Il tempo necessario per indossare e dismettere la divisa da lavoro va retribuito?

Il tempo necessario per indossare e dismettere la divisa da lavoro va retribuito?
26 Giugno 2020: Il tempo necessario per indossare e dismettere la divisa da lavoro va retribuito? 26 Giugno 2020

La Corte di Cassazione, sezione lavoro, con la sentenza n. 8623 pubblicata il 7.5.2020, è tornata ad occuparsi della questione, a lungo dibattuta, relativa alla possibilità di considerare come orario di lavoro da retribuire il tempo che il dipendente impiega per indossare e dismettere gli abiti da lavoro cd. “tempo tuta”.

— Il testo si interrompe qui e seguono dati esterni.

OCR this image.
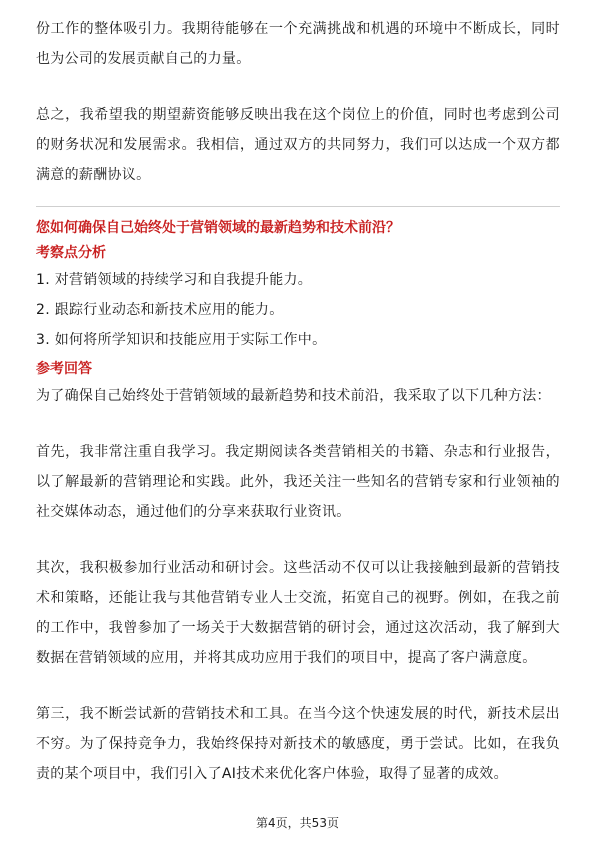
份工作的整体吸引力。我期待能够在一个充满挑战和机遇的环境中不断成长，同时也为公司的发展贡献自己的力量。

总之，我希望我的期望薪资能够反映出我在这个岗位上的价值，同时也考虑到公司的财务状况和发展需求。我相信，通过双方的共同努力，我们可以达成一个双方都满意的薪酬协议。

您如何确保自己始终处于营销领域的最新趋势和技术前沿？
考察点分析
1. 对营销领域的持续学习和自我提升能力。
2. 跟踪行业动态和新技术应用的能力。
3. 如何将所学知识和技能应用于实际工作中。
参考回答

为了确保自己始终处于营销领域的最新趋势和技术前沿，我采取了以下几种方法：

首先，我非常注重自我学习。我定期阅读各类营销相关的书籍、杂志和行业报告，以了解最新的营销理论和实践。此外，我还关注一些知名的营销专家和行业领袖的社交媒体动态，通过他们的分享来获取行业资讯。

其次，我积极参加行业活动和研讨会。这些活动不仅可以让我接触到最新的营销技术和策略，还能让我与其他营销专业人士交流，拓宽自己的视野。例如，在我之前的工作中，我曾参加了一场关于大数据营销的研讨会，通过这次活动，我了解到大数据在营销领域的应用，并将其成功应用于我们的项目中，提高了客户满意度。

第三，我不断尝试新的营销技术和工具。在当今这个快速发展的时代，新技术层出不穷。为了保持竞争力，我始终保持对新技术的敏感度，勇于尝试。比如，在我负责的某个项目中，我们引入了AI技术来优化客户体验，取得了显著的成效。

第4页，共53页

IL CASO. Con ricorso depositato avanti al Tribunale di Chieti alcuni dipendenti di un ASL, con la qualifica di infermieri, dell’ASL, avevano richiesto che fosse compreso nell’orario di lavoro, e quindi venisse loro retribuito, il tempo necessario per indossare e dismettere la divisa all’inizio e alla fine del turno (attività che necessariamente doveva avvenire presso i locali dell’ospedale in un momento antecedente alla marcatura del cartellino orario). 

Il Tribunale di primo grado rigettava il ricorso. 

La sentenza di primo grado, a seguito di gravame proposto dai dipendenti dell’ASL, veniva riformata dalla Corte d’appello che, invece, riconosceva come il tempo impiegato dai lavoratori, oltre l’orario normale del turno, e pari a venti minuti, per indossare e dimettere la divisa, costituisse tempo di lavoro. Pertanto, condannava l’ASL al pagamento, in favore dei medesimi, delle differenze contributive.

Avverso la predetta sentenza proponeva ricorso per cassazione l’ASL.

LA DECISIONE. La Suprema Corte con la sentenza in parola si è uniformata alla consolidata giurisprudenza in materia, affermando che l’attività di vestizione attiene a comportamenti integrativi dell’obbligazione principale ed è funzionale al corretto espletamento dei doveri di diligenza preparatoria e costituisce, altresì, attività svolta non (e soltanto) nell’interesse dell’azienda, ma dell’igiene pubblica, imposta dalle superiori esigenze di sicurezza ed igiene. Pertanto, da diritto alla retribuzione anche nel silenzio della contrattazione collettiva, in quanto, proprio per le peculiarità che la connotano, deve ritenersi implicitamente autorizzata dall’ASL.

Tale decisione non si è posta, quindi, in contrasto con il principio, già affermato dalla giurisprudenza, secondo il quale nel rapporto di lavoro subordinato il cd. “tempo tuta” costituisce tempo di lavoro solo ove qualificato da eterodirezione.

La Corte sottolinea, infatti, che “la eterodirezione può derivare dall’esplicita disciplina di impresa, ma anche risultare implicitamente dalla natura degli indumenti, quando gli stessi siano diversi da quelli utilizzati o utilizzabili secondo un criterio di normalità sociale dell’abbigliamento, o dalla specifica funzione che devono assolvere”.

In difetto di eterodirezione, l’attività di vestizione rientra nella diligenza preparatoria inclusa nell’obbligazione principale del lavoratore e non dà, conseguentemente, titolo al corrispettivo.

Non vi sono dubbi che gli infermieri, per esigenze di igiene e sicurezza, sia dei dipendenti che del pubblico, devono indossare e dismettere le divise sul luogo di lavoro prima dell’inizio del turno e alla fine senza mai portarla all’esterno. Si tratta, infatti, di modalità comportamentali imposte da imprescindibili esigenze datoriali e che, come tali, sono da considerarsi tempo di lavoro da retribuire, non avendo il lavoratore la possibilità di scegliere di agire diversamente e indossare la divisa a casa.

Pertanto la Corte, in conformità con l’orientamento giurisprudenziale di legittimità e alla giurisprudenza comunitaria in tema di orario di lavoro di cui alla direttiva 2003/88/CE, ha riconosciuto l’attività di vestizione/svestizione degli infermieri come rientrante nell’orario di lavoro e da retribuire autonomamente, qualora sia effettuata prima dell’inizio e dopo la fine del turno, e ha, quindi, rigettato il ricorso.